Le projet est aussi simple que radical : une marque fournit une image de produit et un budget, l’IA s’occupe du reste. Création de visuels, rédaction de textes, génération de vidéos, paramétrage des campagnes, ciblage en temps réel selon les données Facebook et Instagram… Le tout automatisé, optimisé, calibré pour la performance. Une publicité en mode pilote automatique, entièrement pilotée par les algorithmes de Menlo Park, selon le WSJ.

Mark Zuckerberg l’assume : les annonceurs veulent "des résultats mesurables à grande échelle". Et Meta entend devenir un guichet unique où toute entreprise, petite ou grande, n’a qu’à formuler ses objectifs pour que l’IA s’occupe du reste. Un rêve pour les PME, un casse-tête pour les agences classiques.

Les marchés ont immédiatement réagi. Publicis a chuté de 3,8% à Paris, plus forte baisse du CAC 40. WPP perdait 2,8% à Londres.
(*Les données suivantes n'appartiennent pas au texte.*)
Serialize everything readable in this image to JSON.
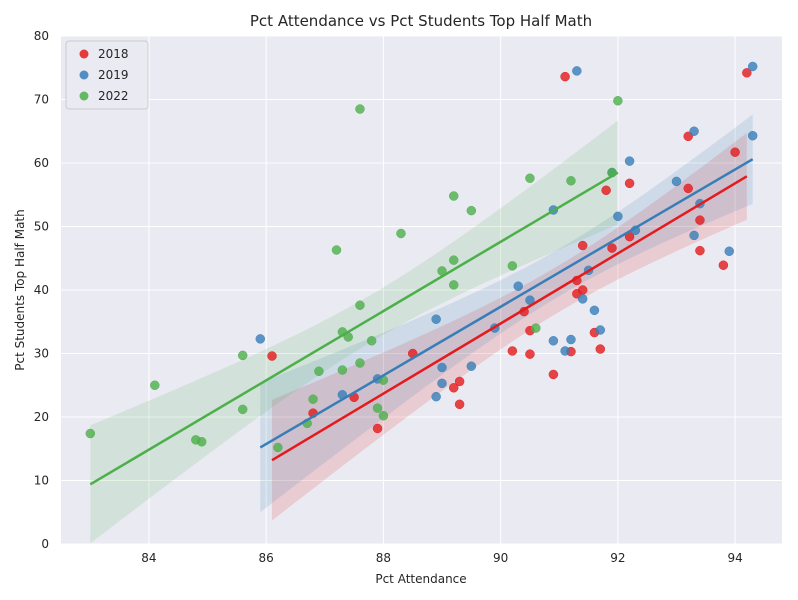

Malgré leurs investissements dans l’IA – Firefly d’Adobe pour Publicis, plateforme WPP Open pour son rival britannique – ces géants restent tributaires de structures plus complexes, taillées pour les grands comptes. Meta, au contraire, parie sur la simplicité et l’instantanéité. 

Face à Meta et ses 3,43 milliards d’utilisateurs actifs, l’avantage paraît déséquilibré. D’autant que l’entreprise s’appuie directement sur les comportements des utilisateurs, là où les agences jonglent encore avec des données tierces.